Rescue tape, which we had handy for such an event, did not work, and trying to tension that self-adhesive tape only spurred the leak to increase its flow out of the fuel tank. After a quick panic, we frantically emptied the fuel tank into some jerry cans. The auto-siphon we also had for such an occasion was too big to fit inside the fuel tank, so Eric tried creating a siphon the old fashioned way before we figured out how to MacGyver a better solution with tools on-board. After two hours of wrestling with hoses, oil-absorbent rags, jerry cans, and a very limited amount of cursing – we were up to our elbows in diesel fuel, however we managed to keep it all contained and out of our bilge… which I’m calling a success. It’s after 10pm goodnight.
October 13, 2019
After driving all over the Necks of Virginia looking for boat parts yesterday, we managed to find and now replace the cracked brass part that caused the leak. Huzzah, no more diesel fuel inside the boat! But we’ve hit another snag – I got a bad stomach bug, and puked my guts out in the middle of the night. Here’s hoping for a quick recovery.
October 15, 2019
We left the marina that’s been home for SV Wild this past month and sailed to a boatyard that’s able to haul us out of the water. Here we’ll be able to do some final maintenance before we head south for the winter.

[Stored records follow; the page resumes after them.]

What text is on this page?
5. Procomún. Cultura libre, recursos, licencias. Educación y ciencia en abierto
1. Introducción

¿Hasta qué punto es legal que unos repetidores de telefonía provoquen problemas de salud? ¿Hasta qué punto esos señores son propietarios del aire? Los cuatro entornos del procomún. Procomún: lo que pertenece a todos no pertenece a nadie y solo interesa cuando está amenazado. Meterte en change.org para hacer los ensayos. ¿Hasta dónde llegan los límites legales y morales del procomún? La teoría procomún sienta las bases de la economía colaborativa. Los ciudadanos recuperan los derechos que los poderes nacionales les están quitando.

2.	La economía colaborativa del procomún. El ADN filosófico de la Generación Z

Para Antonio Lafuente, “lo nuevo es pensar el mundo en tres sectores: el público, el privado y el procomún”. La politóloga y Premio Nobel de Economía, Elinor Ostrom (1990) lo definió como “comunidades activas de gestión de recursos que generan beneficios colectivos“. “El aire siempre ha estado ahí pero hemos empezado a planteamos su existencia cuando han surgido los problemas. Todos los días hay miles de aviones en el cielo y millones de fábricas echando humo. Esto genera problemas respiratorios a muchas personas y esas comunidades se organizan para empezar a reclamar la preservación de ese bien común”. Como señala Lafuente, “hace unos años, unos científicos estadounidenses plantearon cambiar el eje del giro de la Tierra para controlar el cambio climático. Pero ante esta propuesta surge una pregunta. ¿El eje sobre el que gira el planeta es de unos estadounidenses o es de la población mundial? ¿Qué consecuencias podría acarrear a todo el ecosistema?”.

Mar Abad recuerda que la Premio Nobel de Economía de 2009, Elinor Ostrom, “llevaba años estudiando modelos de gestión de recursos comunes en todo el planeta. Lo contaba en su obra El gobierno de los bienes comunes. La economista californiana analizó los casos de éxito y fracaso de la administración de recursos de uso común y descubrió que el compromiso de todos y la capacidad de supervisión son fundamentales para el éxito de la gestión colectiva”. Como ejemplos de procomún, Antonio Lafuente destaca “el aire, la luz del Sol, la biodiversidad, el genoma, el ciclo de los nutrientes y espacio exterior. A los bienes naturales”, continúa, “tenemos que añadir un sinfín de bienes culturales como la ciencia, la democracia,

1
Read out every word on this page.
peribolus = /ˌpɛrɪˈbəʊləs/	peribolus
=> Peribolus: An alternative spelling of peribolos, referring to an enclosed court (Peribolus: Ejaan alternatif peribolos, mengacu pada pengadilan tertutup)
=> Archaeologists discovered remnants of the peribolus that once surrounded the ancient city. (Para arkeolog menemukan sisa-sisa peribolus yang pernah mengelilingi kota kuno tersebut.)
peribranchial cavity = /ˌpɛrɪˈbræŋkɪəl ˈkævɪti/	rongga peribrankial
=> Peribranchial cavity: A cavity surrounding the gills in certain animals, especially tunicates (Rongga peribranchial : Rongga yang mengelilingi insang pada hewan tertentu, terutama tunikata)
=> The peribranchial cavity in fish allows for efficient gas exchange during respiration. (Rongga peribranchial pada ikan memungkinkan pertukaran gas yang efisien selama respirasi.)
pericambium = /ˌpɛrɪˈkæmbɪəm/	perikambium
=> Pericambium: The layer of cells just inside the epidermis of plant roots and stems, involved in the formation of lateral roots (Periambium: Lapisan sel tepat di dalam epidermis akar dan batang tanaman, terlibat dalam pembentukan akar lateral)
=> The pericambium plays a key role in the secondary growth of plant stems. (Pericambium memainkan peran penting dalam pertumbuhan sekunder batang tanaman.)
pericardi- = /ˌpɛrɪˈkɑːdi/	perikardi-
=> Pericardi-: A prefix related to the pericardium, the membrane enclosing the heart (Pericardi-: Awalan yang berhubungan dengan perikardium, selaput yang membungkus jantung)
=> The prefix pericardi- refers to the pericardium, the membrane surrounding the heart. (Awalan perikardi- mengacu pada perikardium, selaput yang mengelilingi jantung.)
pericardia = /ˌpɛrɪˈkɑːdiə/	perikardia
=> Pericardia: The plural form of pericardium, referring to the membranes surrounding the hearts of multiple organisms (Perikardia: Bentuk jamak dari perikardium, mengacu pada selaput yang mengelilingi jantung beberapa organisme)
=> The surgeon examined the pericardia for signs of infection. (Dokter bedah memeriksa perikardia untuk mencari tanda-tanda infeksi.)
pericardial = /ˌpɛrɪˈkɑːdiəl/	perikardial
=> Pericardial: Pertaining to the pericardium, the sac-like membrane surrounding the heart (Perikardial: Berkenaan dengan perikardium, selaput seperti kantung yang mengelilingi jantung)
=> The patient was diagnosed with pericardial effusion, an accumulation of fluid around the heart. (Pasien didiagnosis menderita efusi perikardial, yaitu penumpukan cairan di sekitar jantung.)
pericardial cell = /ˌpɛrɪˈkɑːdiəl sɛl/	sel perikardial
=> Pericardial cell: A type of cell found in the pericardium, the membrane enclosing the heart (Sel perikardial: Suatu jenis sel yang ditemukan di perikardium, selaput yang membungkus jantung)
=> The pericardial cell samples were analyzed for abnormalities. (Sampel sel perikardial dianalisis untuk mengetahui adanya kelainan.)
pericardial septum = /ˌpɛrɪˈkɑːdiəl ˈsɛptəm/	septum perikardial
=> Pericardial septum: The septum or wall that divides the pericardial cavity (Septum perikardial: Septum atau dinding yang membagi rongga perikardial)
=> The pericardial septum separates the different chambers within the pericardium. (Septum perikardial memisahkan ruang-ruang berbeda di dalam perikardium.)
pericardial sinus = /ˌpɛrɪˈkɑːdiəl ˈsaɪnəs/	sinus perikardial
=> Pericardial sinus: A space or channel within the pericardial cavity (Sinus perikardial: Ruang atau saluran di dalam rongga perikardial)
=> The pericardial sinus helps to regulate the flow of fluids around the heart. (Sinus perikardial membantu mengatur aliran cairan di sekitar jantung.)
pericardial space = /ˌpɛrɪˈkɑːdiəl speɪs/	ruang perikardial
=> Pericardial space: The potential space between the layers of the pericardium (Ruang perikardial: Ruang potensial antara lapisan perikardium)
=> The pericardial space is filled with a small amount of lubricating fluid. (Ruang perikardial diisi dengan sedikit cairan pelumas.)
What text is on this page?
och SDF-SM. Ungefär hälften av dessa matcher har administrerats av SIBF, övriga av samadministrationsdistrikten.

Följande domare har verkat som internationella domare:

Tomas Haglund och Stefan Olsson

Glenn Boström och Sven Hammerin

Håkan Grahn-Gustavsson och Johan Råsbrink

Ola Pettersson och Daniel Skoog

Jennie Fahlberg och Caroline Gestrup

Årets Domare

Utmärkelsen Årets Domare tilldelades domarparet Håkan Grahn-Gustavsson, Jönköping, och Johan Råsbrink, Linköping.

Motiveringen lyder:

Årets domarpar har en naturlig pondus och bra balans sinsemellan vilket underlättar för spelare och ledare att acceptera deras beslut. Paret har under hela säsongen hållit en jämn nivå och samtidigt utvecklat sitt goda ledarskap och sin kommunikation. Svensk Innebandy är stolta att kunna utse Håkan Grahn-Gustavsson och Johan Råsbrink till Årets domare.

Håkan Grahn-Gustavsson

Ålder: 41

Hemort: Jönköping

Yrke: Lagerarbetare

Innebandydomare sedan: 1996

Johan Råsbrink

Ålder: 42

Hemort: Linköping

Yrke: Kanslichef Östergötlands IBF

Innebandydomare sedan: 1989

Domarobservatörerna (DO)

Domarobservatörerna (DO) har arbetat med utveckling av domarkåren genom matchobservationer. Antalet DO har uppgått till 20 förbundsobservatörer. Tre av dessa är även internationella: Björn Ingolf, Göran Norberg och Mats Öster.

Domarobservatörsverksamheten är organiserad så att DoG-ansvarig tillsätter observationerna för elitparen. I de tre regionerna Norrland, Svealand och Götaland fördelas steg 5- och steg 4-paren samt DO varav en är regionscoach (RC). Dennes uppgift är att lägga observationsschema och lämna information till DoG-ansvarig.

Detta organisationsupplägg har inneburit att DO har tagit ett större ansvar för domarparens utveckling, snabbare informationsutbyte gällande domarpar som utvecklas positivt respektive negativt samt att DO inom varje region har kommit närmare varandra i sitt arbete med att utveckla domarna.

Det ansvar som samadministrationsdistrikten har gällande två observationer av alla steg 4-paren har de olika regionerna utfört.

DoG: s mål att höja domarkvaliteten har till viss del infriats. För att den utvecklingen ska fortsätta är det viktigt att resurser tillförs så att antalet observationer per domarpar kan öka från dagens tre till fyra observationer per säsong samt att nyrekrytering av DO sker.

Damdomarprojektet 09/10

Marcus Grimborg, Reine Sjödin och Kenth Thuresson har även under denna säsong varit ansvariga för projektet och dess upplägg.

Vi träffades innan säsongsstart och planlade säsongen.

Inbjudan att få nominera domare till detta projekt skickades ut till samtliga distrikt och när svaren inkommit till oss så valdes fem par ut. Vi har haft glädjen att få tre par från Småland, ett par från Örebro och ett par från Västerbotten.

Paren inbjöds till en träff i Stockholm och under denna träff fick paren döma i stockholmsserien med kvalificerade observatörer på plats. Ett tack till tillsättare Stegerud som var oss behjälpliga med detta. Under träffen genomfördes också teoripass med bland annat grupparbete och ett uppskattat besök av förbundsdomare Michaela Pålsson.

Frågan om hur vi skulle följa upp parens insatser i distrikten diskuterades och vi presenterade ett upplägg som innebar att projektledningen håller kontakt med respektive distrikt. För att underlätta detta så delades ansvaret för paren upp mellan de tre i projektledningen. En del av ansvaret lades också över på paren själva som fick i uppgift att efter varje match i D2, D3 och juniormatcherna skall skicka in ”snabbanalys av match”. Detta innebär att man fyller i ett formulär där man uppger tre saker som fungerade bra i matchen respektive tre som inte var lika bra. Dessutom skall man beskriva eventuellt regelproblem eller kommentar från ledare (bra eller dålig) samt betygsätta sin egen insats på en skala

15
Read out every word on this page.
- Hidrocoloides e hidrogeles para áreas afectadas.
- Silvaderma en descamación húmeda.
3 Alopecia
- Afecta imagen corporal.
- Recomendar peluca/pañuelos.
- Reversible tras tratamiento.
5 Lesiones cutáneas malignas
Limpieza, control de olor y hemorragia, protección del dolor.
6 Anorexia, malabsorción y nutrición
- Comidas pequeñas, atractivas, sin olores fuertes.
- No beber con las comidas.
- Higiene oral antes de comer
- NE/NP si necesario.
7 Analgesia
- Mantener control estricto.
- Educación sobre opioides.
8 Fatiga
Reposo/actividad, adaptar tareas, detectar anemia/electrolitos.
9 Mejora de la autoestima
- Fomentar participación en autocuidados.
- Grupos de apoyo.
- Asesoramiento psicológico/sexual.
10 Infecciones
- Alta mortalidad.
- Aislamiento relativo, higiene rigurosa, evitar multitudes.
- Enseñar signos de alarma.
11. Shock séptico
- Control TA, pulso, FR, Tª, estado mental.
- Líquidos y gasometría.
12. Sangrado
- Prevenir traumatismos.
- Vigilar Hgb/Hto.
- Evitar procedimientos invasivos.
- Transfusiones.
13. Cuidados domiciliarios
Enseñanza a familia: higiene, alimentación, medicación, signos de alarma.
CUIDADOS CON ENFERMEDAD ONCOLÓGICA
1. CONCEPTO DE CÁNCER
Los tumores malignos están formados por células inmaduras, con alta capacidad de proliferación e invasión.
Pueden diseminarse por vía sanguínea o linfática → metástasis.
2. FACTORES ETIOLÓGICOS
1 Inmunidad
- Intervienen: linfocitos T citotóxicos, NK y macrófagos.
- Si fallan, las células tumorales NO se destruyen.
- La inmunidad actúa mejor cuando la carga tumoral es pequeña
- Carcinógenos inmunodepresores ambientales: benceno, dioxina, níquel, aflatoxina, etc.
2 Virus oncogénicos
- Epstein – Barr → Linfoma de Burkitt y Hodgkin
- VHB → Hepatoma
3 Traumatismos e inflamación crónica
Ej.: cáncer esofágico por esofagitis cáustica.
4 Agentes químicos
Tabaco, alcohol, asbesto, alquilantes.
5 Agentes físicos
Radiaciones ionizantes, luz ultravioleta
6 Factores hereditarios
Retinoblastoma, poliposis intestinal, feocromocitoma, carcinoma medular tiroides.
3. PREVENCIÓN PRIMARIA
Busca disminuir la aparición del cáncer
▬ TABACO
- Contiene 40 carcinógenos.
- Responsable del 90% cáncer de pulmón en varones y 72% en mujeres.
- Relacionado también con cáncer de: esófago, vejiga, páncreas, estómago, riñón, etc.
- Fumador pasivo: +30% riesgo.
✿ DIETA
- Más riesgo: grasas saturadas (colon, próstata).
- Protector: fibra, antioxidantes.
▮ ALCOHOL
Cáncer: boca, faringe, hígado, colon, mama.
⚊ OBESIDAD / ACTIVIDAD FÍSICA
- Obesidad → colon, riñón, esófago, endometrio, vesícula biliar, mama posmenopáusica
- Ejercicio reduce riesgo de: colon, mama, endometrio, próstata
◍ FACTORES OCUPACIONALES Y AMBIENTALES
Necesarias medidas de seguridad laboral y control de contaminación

It was a relaxing afternoon cruising on the Chesapeake, however I started to get anxious as the sun sank low in sky. I don’t like the idea of navigating unfamiliar narrow inlets and channels without light. We barely managed to get to the dock and tie up our boat before darkness descended.
Time to switch gears and hopefully have a better experience at the boatyard – round 2.